В конце XVIII в. отрицание имело своеобразное свойство. Ценность «разума,
рассудка» сохранялась, но «разум» определяли либо на французский манер, как
истинную философию, либо очень близко к гегелевскому Geist, духу времени
или нации. Его отрицали именно как свойство человеческого ума, как то свойство, которое и создает личность. В XIX в. центральным объектом нападок становится как раз личность, но первопроходцы XVIII столетия сосредоточились на
самом пагубном свойстве и противопоставили его душе, по сравнению с которой
он не стоит ничего. Фонвизин в беспристрастном, но нежном описании самого
себя с гордостью признается, что природа наделила его острым умом, но не дала
ему никакого «здравого рассудка». «Ах, — восклицает Карамзин, явно в восторге
от самого себя, — и я иногда лил слезы, и нисколько этого не стыжусь!» В другом
месте, наставляя питающих надежды авторов, он пишет, что, по мнению некоторых, сочинителю нужен талант и знания; острый восприимчивый ум, живое
воображение, и проч. Карамзин с этим согласен, но, с его точки зрения, этого
недостаточно. У писателя должно быть доброе, чувствительное, нежное сердце,
и Карамзин выражает уверенность в том, что плохой человек не может быть хорошим писателем. Фонвизин в «Недоросле» в уста Стародума вкладывает свое
собственное мнение: «Отец мой непрестанно мне твердил одно и то же: имей
сердце, имей душу, и будешь человек во всякое время... Без нее просвещеннейшая умница — жалкая тварь». Разум, с другой стороны, есть просто вопрос моды
и может легко из моды выйти. «Чем умом величаться, друг мой! Ум, коль он
только что ум, самая безделица» [126].
Возможно, раньше всех наиболее выразительный образ богатейшей русской
души, образ, максимально презрительный по отношению к скучному и холодному Западу, создан пером поэта Н.А. Львова. «Гигантский дух наших предков, — пишет он, — кажется в других землях неестественным преувеличением.

247Скифский Рим: Россия
И как это может быть иначе? В чужестранных землях все идет по плану, слова
взвешены, шаги размерены. Здесь сидят час за часом; потом начинают думать.

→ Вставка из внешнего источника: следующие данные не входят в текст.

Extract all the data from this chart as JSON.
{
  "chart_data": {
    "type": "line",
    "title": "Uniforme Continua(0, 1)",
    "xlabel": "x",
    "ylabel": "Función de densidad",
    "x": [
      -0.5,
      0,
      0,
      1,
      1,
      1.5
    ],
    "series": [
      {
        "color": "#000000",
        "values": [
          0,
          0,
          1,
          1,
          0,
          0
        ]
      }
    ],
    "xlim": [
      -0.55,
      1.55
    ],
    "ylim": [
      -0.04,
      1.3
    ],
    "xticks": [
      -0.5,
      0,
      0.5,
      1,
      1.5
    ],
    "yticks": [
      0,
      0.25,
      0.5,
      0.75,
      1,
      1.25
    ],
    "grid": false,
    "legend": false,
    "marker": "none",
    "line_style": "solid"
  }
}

Подумав, отдыхают. Отдохнув, курят трубку. Затем рассудительно приступают к
работе. Там нет ни песен, ни шуток. А у нас, православных, работа горит в руках.
Наша речь подобна грому, так что искры летят и пыль взвивается столбами» [127].
«Царственное слово» русских прозаиков XIX в. совершенно затмило невнятную
речь их предшественников, их язык по сравнению с этой прозой выглядит неуклюжим лепетом, но даже такие гиганты, как Гоголь, лишь разукрасили краткую характеристику, данную Львовым, ничего не добавив к самой концепции и
фактически оказались неспособными посмотреть на вопрос с какой-либо другой
стороны. Русские писатели XIX в. стали загонять внутрь те фантазии, которые
пришли в голову писателям XVIII в.
Отрицание разума и рассудка подразумевало иную интерпретацию их непосредственных следствий в политической культуре, то есть свободы и равенства.
Хотя русские националисты соглашались с тем, что эти понятия обозначали
великие нравственные ценности, они отказывались видеть в западных институтах истинное этих ценностей воплощение. Западные свобода и равенство
были ненастоящими. Настоящие свобода и равенство представляли собой нечто
другое. Не совсем понятно было, что же это за «другое». Но точку опоры этого
истолкования установить легко. Оно опиралось на то, что разум, рассудок личности есть источник всяческой ограниченности: он ограничивал и подавлял
внутренние силы духа. И любое проявление этого ограниченного рассудка в
экономических или политических институтах лишь усиливало его вредоносные
результаты. Фонвизин был одним из первых, кто отметил поразительную разницу реального и кажущегося. В своих «Письмах из Франции» Н. И. Панину (1778)
он пишет: «Рассматривая состояние французской нации, научился я различать
вольность по праву от действительной вольности. Наш народ не имеет первой,
но последнею во многом наслаждается, напротив того, французы, имея право
вольности, живут в сущем рабстве». Самое краткое, самое выразительное и точное определение российской свободе и равенству неосознанно дал, не кто иной,
как Державин. Благословен тот народ, сказал он в стихотворении «Вельможа»,
который, как народ русский, видит «В единодушии — блаженство/ Во правосудии — равенство/ Свободу — во узде страстей» [128].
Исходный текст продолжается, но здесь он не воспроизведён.